The mantle has passed to Jack and Dolores’ sons, Dennis and Bruce. Dennis came through Dallas recently and I was fortunate to catch up with him at a wine pairing dinner organised by Sēr, the innovative steakhouse with the best view in Dallas, from the 27th floor of the Hilton Anatole Hotel (I was a media guest at the dinner). Recently installed executive chef Kevin Spencer and sous-chef Mike Shetsky designed and prepared the menu. Cakebread Cellars made the wine. Bruce retains the titles of chairman and senior vice president of sales and marketing for the winery. He wanted to show a couple of favorites, as well as the first wine from a new venture, Mullan Road Cellars, in Walla Walla, Washington, that Cakebread is involved in.
We started with the 2014 Cakebread Cellars Napa Sauvignon Blanc ($25). This wine may be the answer to the question “What does Napa sauvignon blanc taste like?” as it is stylistically at the core of what Napa produces. Herbaceous, but not as much as New Zealand. Acidic, but not as much as New Zealand or Old World (primarily Loire Valley) examples. Fruit dominates minerality, a marker for its New World origins (with deference to South Africa’s unique mineral-driven style). It paired like a hand-to-glove with Spencer’s incisive Shigoku oyster with gooseberry soup, grappa, and citrus coriander. (Had he heard of Oz Clarke's description of the smell of sauvignon blanc being like "cat’s pee on a gooseberry bush?")?
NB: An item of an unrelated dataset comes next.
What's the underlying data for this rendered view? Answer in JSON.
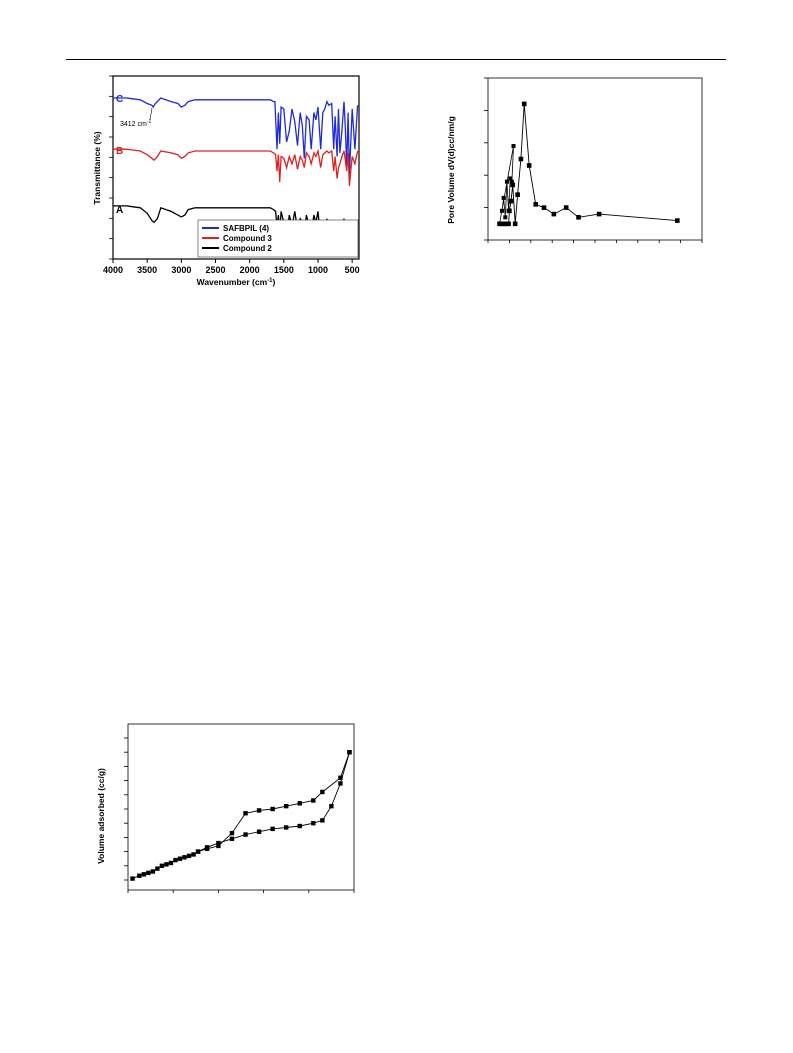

We skipped the Cakebread cabernet sauvignon in favor of Mullan Road Cellars' first and thus far only wine: a 2012 red blend of 51 percent cabernet sauvignon, 37 percent merlot and 12 percent cabernet franc, all from Washington State ($48). Winemaker Aryn Morell (who has quite a Napa résumé, including Chappellet, Joseph Phelps, Silver Oak, Quintessa, and Chimney Rock, just to pick out the highlights) used purchased grapes to craft a Bordeaux blend. Despite being so young, it is harmonious and sophisticated, and definitely displaying the fruit-forward character of New World expressions of Bordeaux blends and worthy of five to 10 years of aging. Ultimately, it will be its ageability that determines its place in history.
The winery's choice of Washington State for this new venture was driven by the fact that Washington is the nation's third-largest wine-producing state (after California and New York) and, as Dennis puts it, considering the quality of what is being produced there, "As I looked for a ‘new’ place to start up a new wine project it seemed to make sense to go where the great wines were being made and there is lots of room for growth.” Walla Walla, he says, “has a wonderful ambience, is developing a wine culture, has many nice people in the industry who are open and helpful, and has potential to develop into something special. Meaning it has land, climate, geography and the people to make it go.” I have to agree with his choice of the region, given that he wanted to be in Washington State. There cannot be a more wine-centric town in the U.S. than Walla Walla, and it's the only town I have been to where the airport has more wineries than departure gates (dozens of them occupy Nissen huts near the runways left over from the site's days as a World War II training base).
Future plans for Mullan Road are evolving, although a 2012 cabernet franc will be released shortly. For Dennis Cakebread, he has his hands full right now.